Dass der FCN sich diese Pleite aber auch selbst zuzuschreiben hatte, wurde von Spielern wie Trainer fair und sachlich anerkannt. Dieter Hecking sah sein Team gerade im ersten Durchgang „oftmals einen halben Schritt zu spät“, gerade bei Chancen durch eigene Standards. Per Nilsson kritisierte die Einstellung des Teams in der ersten Halbzeit: „Es war unnötig, wie wir in der ersten Halbzeit aufgetreten sind. Es kommt immer darauf an, wie man verliert. Wir haben viel Verbesserungsbedarf, denn der erste Durchgang war die schlechteste Halbzeit der Saison bislang.“ Hanno Balitsch befand: „Wir haben nicht ins Spiel gefunden, uns aber trotzdem unsere Chancen erarbeitet. Nun gilt es, weiterzuarbeiten und zu regenerieren für die englische Woche. Frankfurt ist eine sehr gut organisierte Mannschaft.“ Die Heimflaute des 1. FC Nürnberg hält also an. Saison übergreifend gab es nun seit vier Spielen keinen Sieg mehr im heimischen Frankenland (zwei Remis, zwei Niederlagen). Auswärts hingegen hat der FCN viermal in Folge gewonnen und damit einen Vereinsrekord eingestellt.

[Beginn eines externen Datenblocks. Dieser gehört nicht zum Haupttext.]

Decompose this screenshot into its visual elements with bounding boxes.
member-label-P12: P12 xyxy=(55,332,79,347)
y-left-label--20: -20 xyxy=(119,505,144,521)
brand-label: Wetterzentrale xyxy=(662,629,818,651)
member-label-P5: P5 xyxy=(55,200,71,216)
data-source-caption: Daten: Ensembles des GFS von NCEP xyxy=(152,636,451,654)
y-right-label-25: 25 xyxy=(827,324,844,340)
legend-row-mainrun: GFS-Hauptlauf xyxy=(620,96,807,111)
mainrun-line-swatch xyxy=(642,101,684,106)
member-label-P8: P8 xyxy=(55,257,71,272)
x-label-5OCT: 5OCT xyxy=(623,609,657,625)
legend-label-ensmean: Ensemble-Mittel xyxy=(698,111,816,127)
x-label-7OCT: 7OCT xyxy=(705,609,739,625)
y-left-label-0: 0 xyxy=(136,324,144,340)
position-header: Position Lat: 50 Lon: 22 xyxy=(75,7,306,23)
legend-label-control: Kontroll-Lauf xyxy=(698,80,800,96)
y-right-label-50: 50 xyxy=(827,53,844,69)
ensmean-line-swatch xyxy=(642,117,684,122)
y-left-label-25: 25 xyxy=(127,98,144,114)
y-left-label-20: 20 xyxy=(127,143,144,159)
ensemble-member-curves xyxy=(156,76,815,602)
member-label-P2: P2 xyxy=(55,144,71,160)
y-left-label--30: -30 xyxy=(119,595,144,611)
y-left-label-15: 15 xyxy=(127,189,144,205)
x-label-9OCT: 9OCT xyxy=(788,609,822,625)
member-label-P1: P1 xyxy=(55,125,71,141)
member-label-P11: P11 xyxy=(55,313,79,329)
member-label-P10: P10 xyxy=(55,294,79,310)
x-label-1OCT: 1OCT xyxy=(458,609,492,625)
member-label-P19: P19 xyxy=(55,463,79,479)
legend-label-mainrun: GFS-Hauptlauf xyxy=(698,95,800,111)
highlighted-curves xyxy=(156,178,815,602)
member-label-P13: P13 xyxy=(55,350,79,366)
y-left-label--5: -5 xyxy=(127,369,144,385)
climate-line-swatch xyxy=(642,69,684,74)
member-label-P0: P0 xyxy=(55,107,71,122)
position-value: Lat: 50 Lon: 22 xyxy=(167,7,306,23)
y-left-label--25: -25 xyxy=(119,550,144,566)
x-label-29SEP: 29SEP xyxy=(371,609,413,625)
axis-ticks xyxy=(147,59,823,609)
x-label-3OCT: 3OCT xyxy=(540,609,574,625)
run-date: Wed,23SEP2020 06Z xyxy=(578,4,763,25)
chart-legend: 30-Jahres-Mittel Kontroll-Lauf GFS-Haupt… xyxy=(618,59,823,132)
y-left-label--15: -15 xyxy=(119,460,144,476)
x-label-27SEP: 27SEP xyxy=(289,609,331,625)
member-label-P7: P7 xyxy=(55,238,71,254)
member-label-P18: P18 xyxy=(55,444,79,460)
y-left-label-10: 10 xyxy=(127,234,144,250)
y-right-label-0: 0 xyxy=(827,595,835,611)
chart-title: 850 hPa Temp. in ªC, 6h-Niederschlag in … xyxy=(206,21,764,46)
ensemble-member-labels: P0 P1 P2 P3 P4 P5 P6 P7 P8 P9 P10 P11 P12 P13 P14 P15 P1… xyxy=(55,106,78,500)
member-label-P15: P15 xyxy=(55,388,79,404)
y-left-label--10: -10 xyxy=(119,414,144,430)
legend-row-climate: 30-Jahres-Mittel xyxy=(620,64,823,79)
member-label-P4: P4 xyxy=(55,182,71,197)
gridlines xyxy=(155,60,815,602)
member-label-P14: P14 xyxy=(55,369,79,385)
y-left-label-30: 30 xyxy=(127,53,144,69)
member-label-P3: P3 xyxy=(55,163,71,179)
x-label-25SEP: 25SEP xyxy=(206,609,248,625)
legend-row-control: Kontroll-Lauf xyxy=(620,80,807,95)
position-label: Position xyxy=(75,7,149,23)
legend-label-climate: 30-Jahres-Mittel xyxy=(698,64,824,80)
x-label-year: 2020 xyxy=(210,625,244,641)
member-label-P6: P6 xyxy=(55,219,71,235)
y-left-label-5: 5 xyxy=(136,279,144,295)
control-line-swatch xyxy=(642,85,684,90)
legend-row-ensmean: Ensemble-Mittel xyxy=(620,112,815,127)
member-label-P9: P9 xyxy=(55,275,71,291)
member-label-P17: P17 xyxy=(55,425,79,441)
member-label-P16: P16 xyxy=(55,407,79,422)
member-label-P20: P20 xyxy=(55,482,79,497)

Nürnbergs neue Waffe: Standardsituationen

Aus dem Spiel spielt der Club zwar weitgehend sauberen und dynamischen Fußball, die wirklichen Gefahrensituationen werden aber derzeit durch Standards erzeugt. Der Mann, der seit diesem Sommer für die ruhenden Bälle zuständig ist, heißt Hiroshi Kiyotake. Der Japaner tritt Ecken und Freistößen von beiden Seiten und findet immer wieder die Köpfe seiner eigenen Mitspieler. Das Rezept ist einfach: Man nehme einen gefährlichen Standardschützen, dazu ein paar Kanten, die über das richtige Timing und die Physis verfügen und schon verfügt man über ein gefährliches Standardteam. Das erkannte auch der gegnerische Trainer Armin Veh an, der sagte, dass Kiyotake Standards sehr gut trete und bei ruhenden Bällen immer etwas passieren könne. In der Mitte lauern wahlweise Tomas Pekhart, Sebastian Polter, Per Nilsson oder Timm Klose. Auch ein Hanno Balitsch zeigt bei Standards seine Präsenz. Bei einer solchen Situation stieß Balitsch gleich zu Beginn mit Eintracht-Kapitän Schwegler zusammen. Während Schwegler mit einer Platzwunde vom Feld musste, ging es bei Balitsch weiter. Er sagte nach dem Spiel: „Es ist noch eine kleine Beule da, aber ich bin verhältnismäßig gut weggekommen.“ Durchaus eine Gemeinsamkeit mit dem 1. FC Nürnberg - eine erste Beule nach drei ordentlichen Spielen und einem solide gefüllten Punktekonto. Der FCN ist weiter auf Kurs.